Well, I finally left Nelson. My mate Rob dropped me at the edge of town and I stuck my thumb out and soaked up the early morning rays. Within about 20 mins I got a lift with the principal of a local primary school. When he found out I was english, he wanted to know if I was a Royalist. I told him I thought the Royal Family should be moved into council houses and all their treasure sold and their money taken and spent on worthwhile things like education and healthcare. He tried to defend the Royals by making out that tourism revenues from the Royal Family were one of The UK's major sources of income. I'd always thought Arms dealing was our main source of income, but even if he was right, I pointed out to him, there was really no need for the Royal family to actually be present. We could simply move them out under cover of darkness, and then every week we'd get a lookalike of the queen to pop her head round the curtain at buckingham palace. The Royal press office could contimue leaking scandalous stories to the tabloids, and no one would be any the wiser! I mean let's face it, how many tourists who visit the UK actually SEE a Royal?
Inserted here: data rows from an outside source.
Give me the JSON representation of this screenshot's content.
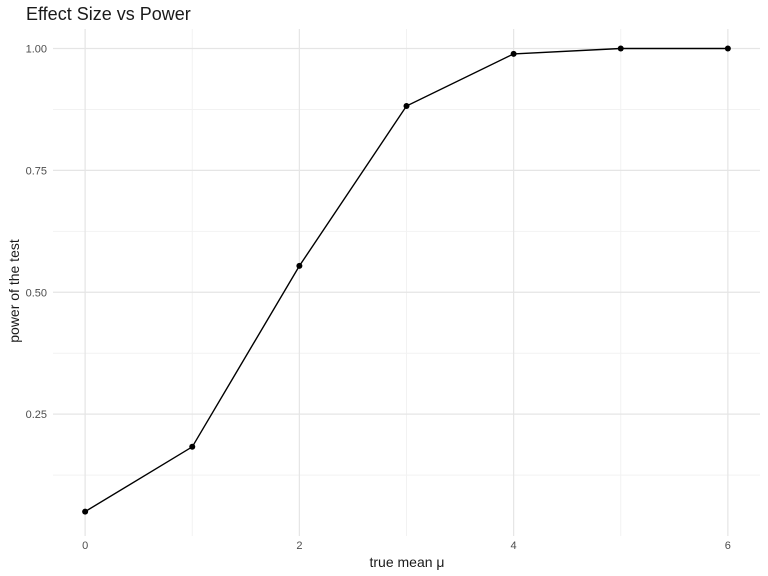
{
  "chart_data": {
    "type": "line",
    "title": "Effect Size vs Power",
    "xlabel": "true mean μ",
    "ylabel": "power of the test",
    "x": [
      0,
      1,
      2,
      3,
      4,
      5,
      6
    ],
    "y": [
      0.05,
      0.183,
      0.554,
      0.882,
      0.989,
      1.0,
      1.0
    ],
    "xlim": [
      -0.3,
      6.3
    ],
    "ylim": [
      0.0,
      1.04
    ],
    "x_ticks": [
      "0",
      "2",
      "4",
      "6"
    ],
    "y_ticks": [
      "0.25",
      "0.50",
      "0.75",
      "1.00"
    ],
    "grid": true,
    "markers": true,
    "colors": {
      "line": "#000000",
      "grid_major": "#e5e5e5",
      "grid_minor": "#f2f2f2"
    }
  }
}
None! They just wanna see their houses! At about this point i remebered that this guy was actually giving me a lift, so I said he was probably right after all and changed the subject...

He dropped me in his nondescript hometown of Blenheim, from where I was supposed to be hitching North to Picton where I could get a ferry to the North Island. My plan was to be in Wellington, the capital, by the end of the day... but somehow I found myself on the wrong side of the road hitching south instead! I could pretend it was an accident, but really it was just that i couldn't face the thought of going to a city, and someone had mentioned that Kaikora was really beautiful, so I just started heading there.... that's the beauty of hitching! No tickets, no fixed destinations... and no money!! Anyway, Kaikora is stunning. Today I walked along the coast as was blown away. Luckily someone caught my trouser leg and pulled me back down to the ground again.... (groan) no really, it is amazing. The mountains (snow capped of course) literally come right down to the sea, which is the deppest turquoise ever. There are seal colonies living right on the beach so you can walk up to within a metre of these awesome creatures. I might go swimming with dolphins tomorrow, but it costs 115 bucks, so not sure....

It's gonna be my birthday on Monday and it looks like I may be spending my first ever birthday alone with no friends! Sad huh? So please feel free to e-mail me a card! That way if I have no one to talk to on my birthday I can come in here and read mails! :)

ok, better be off, tummy's rumbling! (made green curry again last night!)